Friday, March 10, 2006

Attempt 6 at anything in the Columbia Icefield 03/06


This is all the food and gear for 6 days in the Columbia Icefields, it weighed 35 lbs. I worked out all the degree's of travel before hand to prepare for white out conditions.



The mouth of the Athabasca glacier and Andromeda on the left. The headwall up to the Icefield proper looked good.

Athabasca was looking good in the morning sun rise and Kitchener WoW!

The North face of Snow Dome Still has yet to have an accent, wonder why? The Dome glacier in the middle, Snow Dome is left, and Kitchener is right.

I love this face and will at some time make an attempt on it. It's Snow Dome's North East face, on the right side is Slipstream, one of the worlds hardest climbs. Does it look good or what!!

The Dome glacier pours down the valley and the icefall is awesome. The Athabasca glacier and headwall is a great approach.

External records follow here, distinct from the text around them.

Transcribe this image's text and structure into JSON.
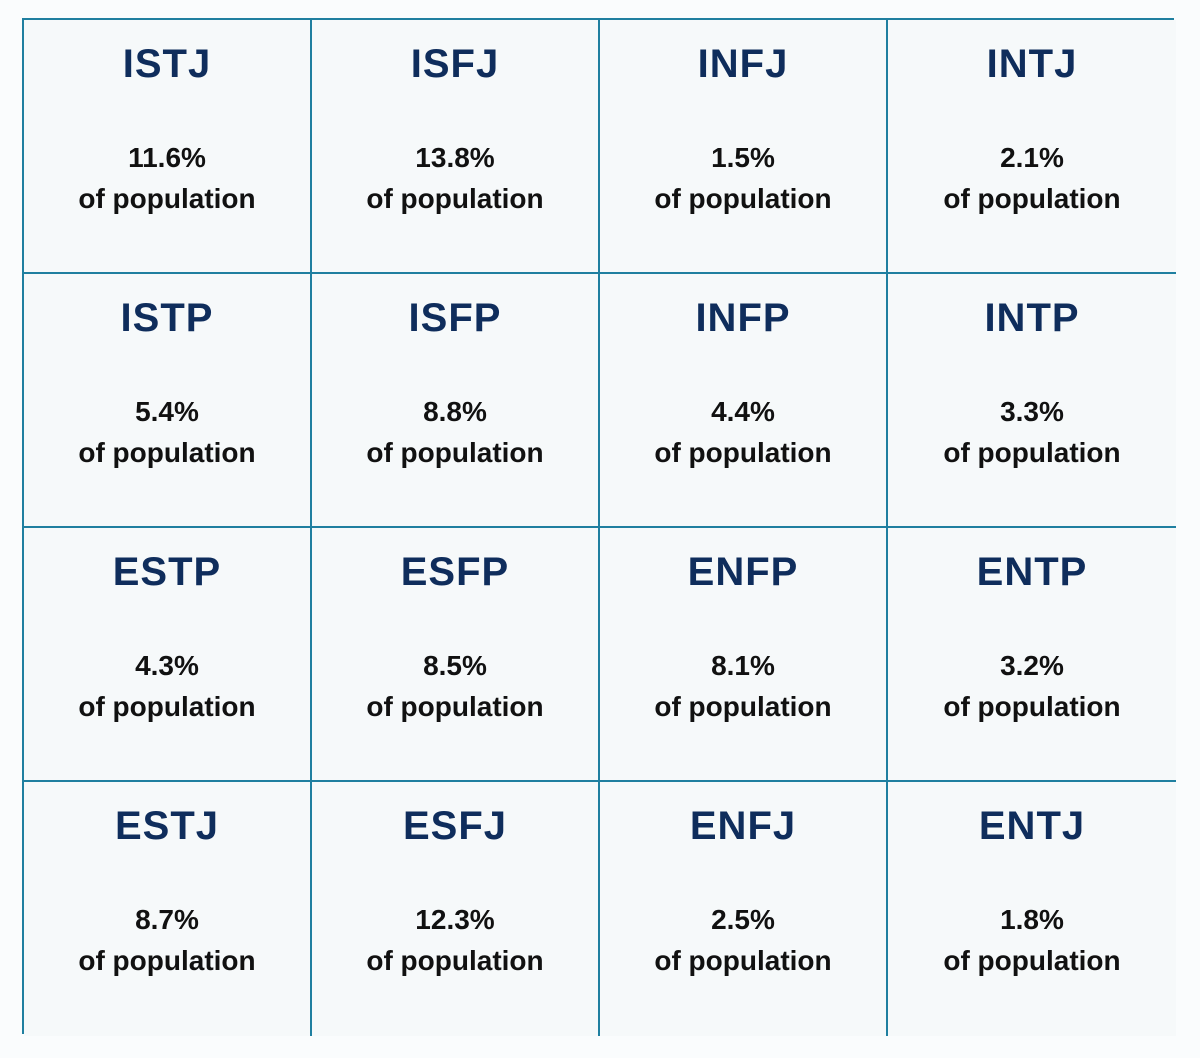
{
  "colors": {
    "type_text": "#0f2d5c",
    "value_text": "#111111",
    "grid_line": "#1f7fa0",
    "cell_background": "#f6f9fa"
  },
  "types": [
    {
      "name": "ISTJ",
      "percent": "11.6%",
      "caption": "of population"
    },
    {
      "name": "ISFJ",
      "percent": "13.8%",
      "caption": "of population"
    },
    {
      "name": "INFJ",
      "percent": "1.5%",
      "caption": "of population"
    },
    {
      "name": "INTJ",
      "percent": "2.1%",
      "caption": "of population"
    },
    {
      "name": "ISTP",
      "percent": "5.4%",
      "caption": "of population"
    },
    {
      "name": "ISFP",
      "percent": "8.8%",
      "caption": "of population"
    },
    {
      "name": "INFP",
      "percent": "4.4%",
      "caption": "of population"
    },
    {
      "name": "INTP",
      "percent": "3.3%",
      "caption": "of population"
    },
    {
      "name": "ESTP",
      "percent": "4.3%",
      "caption": "of population"
    },
    {
      "name": "ESFP",
      "percent": "8.5%",
      "caption": "of population"
    },
    {
      "name": "ENFP",
      "percent": "8.1%",
      "caption": "of population"
    },
    {
      "name": "ENTP",
      "percent": "3.2%",
      "caption": "of population"
    },
    {
      "name": "ESTJ",
      "percent": "8.7%",
      "caption": "of population"
    },
    {
      "name": "ESFJ",
      "percent": "12.3%",
      "caption": "of population"
    },
    {
      "name": "ENFJ",
      "percent": "2.5%",
      "caption": "of population"
    },
    {
      "name": "ENTJ",
      "percent": "1.8%",
      "caption": "of population"
    }
  ]
}
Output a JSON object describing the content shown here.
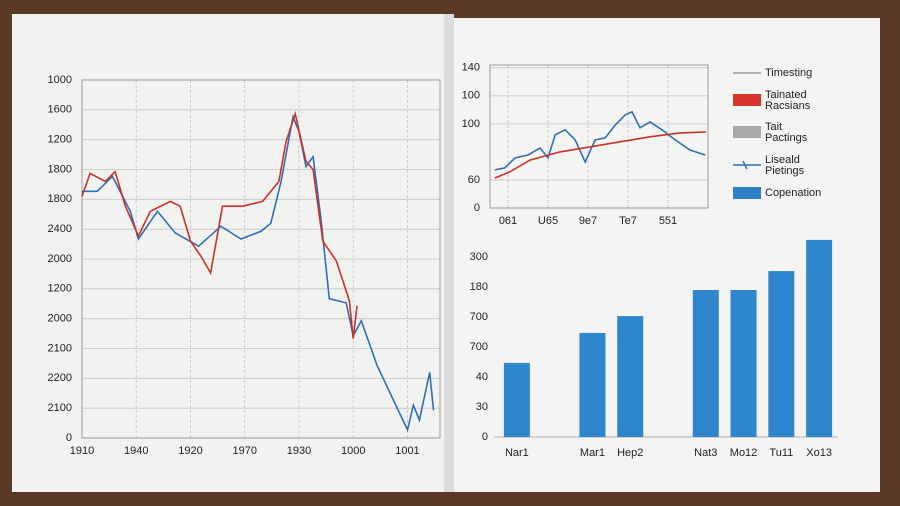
{
  "chart_data": [
    {
      "type": "line",
      "grid": true,
      "ylim": [
        0,
        12
      ],
      "yticks": [
        0,
        {
          "value": 1,
          "label": "2100"
        },
        {
          "value": 2,
          "label": "2200"
        },
        {
          "value": 3,
          "label": "2100"
        },
        {
          "value": 4,
          "label": "2000"
        },
        {
          "value": 5,
          "label": "1200"
        },
        {
          "value": 6,
          "label": "2000"
        },
        {
          "value": 7,
          "label": "2400"
        },
        {
          "value": 8,
          "label": "1800"
        },
        {
          "value": 9,
          "label": "1800"
        },
        {
          "value": 10,
          "label": "1200"
        },
        {
          "value": 11,
          "label": "1600"
        },
        {
          "value": 12,
          "label": "1000"
        }
      ],
      "xlim": [
        0,
        6.6
      ],
      "xticks": [
        {
          "value": 0,
          "label": "1910"
        },
        {
          "value": 1,
          "label": "1940"
        },
        {
          "value": 2,
          "label": "1920"
        },
        {
          "value": 3,
          "label": "1970"
        },
        {
          "value": 4,
          "label": "1930"
        },
        {
          "value": 5,
          "label": "1000"
        },
        {
          "value": 6,
          "label": "1001"
        }
      ],
      "series": [
        {
          "color": "#2f6fb3",
          "x": [
            0,
            0.28,
            0.56,
            0.89,
            1.04,
            1.39,
            1.72,
            2.15,
            2.56,
            2.93,
            3.3,
            3.48,
            3.67,
            3.89,
            4.0,
            4.13,
            4.26,
            4.41,
            4.56,
            4.87,
            5.0,
            5.15,
            5.44,
            5.74,
            6.0,
            6.11,
            6.22,
            6.41,
            6.48
          ],
          "values": [
            8.27,
            8.27,
            8.77,
            7.6,
            6.67,
            7.6,
            6.87,
            6.43,
            7.1,
            6.67,
            6.93,
            7.2,
            8.6,
            10.77,
            10.27,
            9.1,
            9.43,
            7.27,
            4.67,
            4.53,
            3.43,
            3.93,
            2.43,
            1.27,
            0.27,
            1.1,
            0.6,
            2.2,
            0.93
          ]
        },
        {
          "color": "#c8322a",
          "x": [
            0,
            0.15,
            0.43,
            0.61,
            0.8,
            1.04,
            1.26,
            1.63,
            1.81,
            2.0,
            2.19,
            2.37,
            2.59,
            2.96,
            3.33,
            3.63,
            3.76,
            3.93,
            4.13,
            4.26,
            4.44,
            4.69,
            4.93,
            5.0,
            5.07
          ],
          "values": [
            8.1,
            8.87,
            8.6,
            8.93,
            7.77,
            6.77,
            7.6,
            7.93,
            7.77,
            6.6,
            6.1,
            5.53,
            7.77,
            7.77,
            7.93,
            8.6,
            9.93,
            10.87,
            9.27,
            9.0,
            6.6,
            5.93,
            4.6,
            3.33,
            4.43
          ]
        }
      ]
    },
    {
      "type": "line",
      "grid": true,
      "ylim": [
        0,
        5.1
      ],
      "yticks": [
        0,
        {
          "value": 1,
          "label": "60"
        },
        {
          "value": 3,
          "label": "100"
        },
        {
          "value": 4,
          "label": "100"
        },
        {
          "value": 5,
          "label": "140"
        }
      ],
      "xlim": [
        -0.45,
        5
      ],
      "xticks": [
        {
          "value": 0,
          "label": "061"
        },
        {
          "value": 1,
          "label": "U65"
        },
        {
          "value": 2,
          "label": "9e7"
        },
        {
          "value": 3,
          "label": "Te7"
        },
        {
          "value": 4,
          "label": "551"
        }
      ],
      "series": [
        {
          "color": "#2f6fb3",
          "x": [
            -0.33,
            -0.08,
            0.18,
            0.5,
            0.8,
            1.0,
            1.18,
            1.43,
            1.68,
            1.93,
            2.18,
            2.43,
            2.68,
            2.93,
            3.1,
            3.3,
            3.55,
            3.85,
            4.18,
            4.55,
            4.93
          ],
          "values": [
            1.36,
            1.43,
            1.79,
            1.89,
            2.14,
            1.79,
            2.61,
            2.79,
            2.43,
            1.64,
            2.43,
            2.5,
            2.96,
            3.32,
            3.43,
            2.86,
            3.07,
            2.79,
            2.43,
            2.07,
            1.89
          ]
        },
        {
          "color": "#c8322a",
          "x": [
            -0.33,
            0.05,
            0.55,
            1.3,
            2.05,
            2.8,
            3.55,
            4.3,
            4.95
          ],
          "values": [
            1.07,
            1.29,
            1.71,
            2.0,
            2.18,
            2.36,
            2.54,
            2.68,
            2.71
          ]
        }
      ],
      "legend": [
        {
          "label": "Timesting",
          "color": "#9a9a9a",
          "shape": "line"
        },
        {
          "label": "Tainated Racsians",
          "color": "#d9342b",
          "shape": "box"
        },
        {
          "label": "Tait Pactings",
          "color": "#a8a8a8",
          "shape": "box"
        },
        {
          "label": "Liseald Pietings",
          "color": "#2f6fb3",
          "shape": "marker-line"
        },
        {
          "label": "Copenation",
          "color": "#2f80c8",
          "shape": "box"
        }
      ]
    },
    {
      "type": "bar",
      "color": "#2f86cc",
      "ylim": [
        0,
        6.7
      ],
      "yticks": [
        0,
        {
          "value": 1,
          "label": "30"
        },
        {
          "value": 2,
          "label": "40"
        },
        {
          "value": 3,
          "label": "700"
        },
        {
          "value": 4,
          "label": "700"
        },
        {
          "value": 5,
          "label": "180"
        },
        {
          "value": 6,
          "label": "300"
        }
      ],
      "categories": [
        "Nar1",
        null,
        "Mar1",
        "Hep2",
        null,
        "Nat3",
        "Mo12",
        "Tu11",
        "Xo13"
      ],
      "values": [
        2.47,
        null,
        3.47,
        4.03,
        null,
        4.9,
        4.9,
        5.53,
        6.57
      ]
    }
  ]
}
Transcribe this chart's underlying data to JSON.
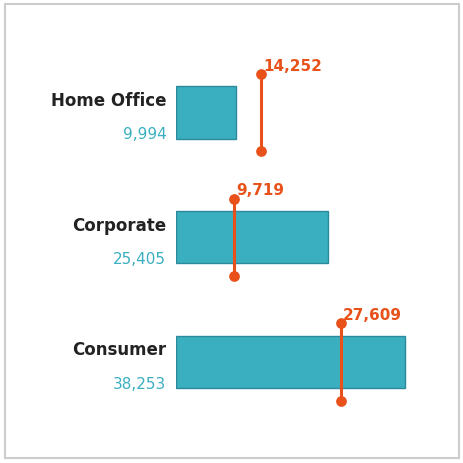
{
  "categories": [
    "Home Office",
    "Corporate",
    "Consumer"
  ],
  "bar_values": [
    9994,
    25405,
    38253
  ],
  "marker_values": [
    14252,
    9719,
    27609
  ],
  "bar_value_labels": [
    "9,994",
    "25,405",
    "38,253"
  ],
  "marker_value_labels": [
    "14,252",
    "9,719",
    "27,609"
  ],
  "bar_color": "#3AAFC0",
  "bar_edge_color": "#2d8a9a",
  "marker_color": "#E8521A",
  "label_color": "#3AAFC0",
  "category_color": "#222222",
  "bar_height": 0.42,
  "xlim": [
    0,
    42000
  ],
  "ylim": [
    -0.55,
    2.65
  ],
  "background_color": "#ffffff",
  "border_color": "#cccccc",
  "category_fontsize": 12,
  "value_fontsize": 11,
  "marker_fontsize": 11,
  "lollipop_linewidth": 2.2,
  "dot_size": 45
}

Athabasca has a great East face that probably see's very little traffic. I will have to make a go of it sometime. On the way home the Weeping Wall looked really good this is the top and bottom. The last photo is just the bottom of it, words don't do it justice and nether do the photo's it's incredible a must see and climb. Happy and safe climbing .

Sunday, January 29, 2006

Valley of the Birds 01/21/06


This is (L)Yellow Bird WI 4 30m and Snowbird M6+ 40m. We climbed the left, right and middle and I was close to trying Snowbird but felt burned out from climbing ice and fiddling around on the bottom of Snowbird that I decided it would be best tried another day. Murry lead which was a nice change and gave me the opertunity to try some stuff that wouldn't have on lead. Gained some more confidence on ice, I think that a WI 4 lead is in my near futere. This was my 3rd waterfall I'd climbed, I felt good and protection placement would be ok on lead I thought. It was a great day and the area is full of ice climbs, rock climbs and mixed climbs. It is a mecca!! I will be back.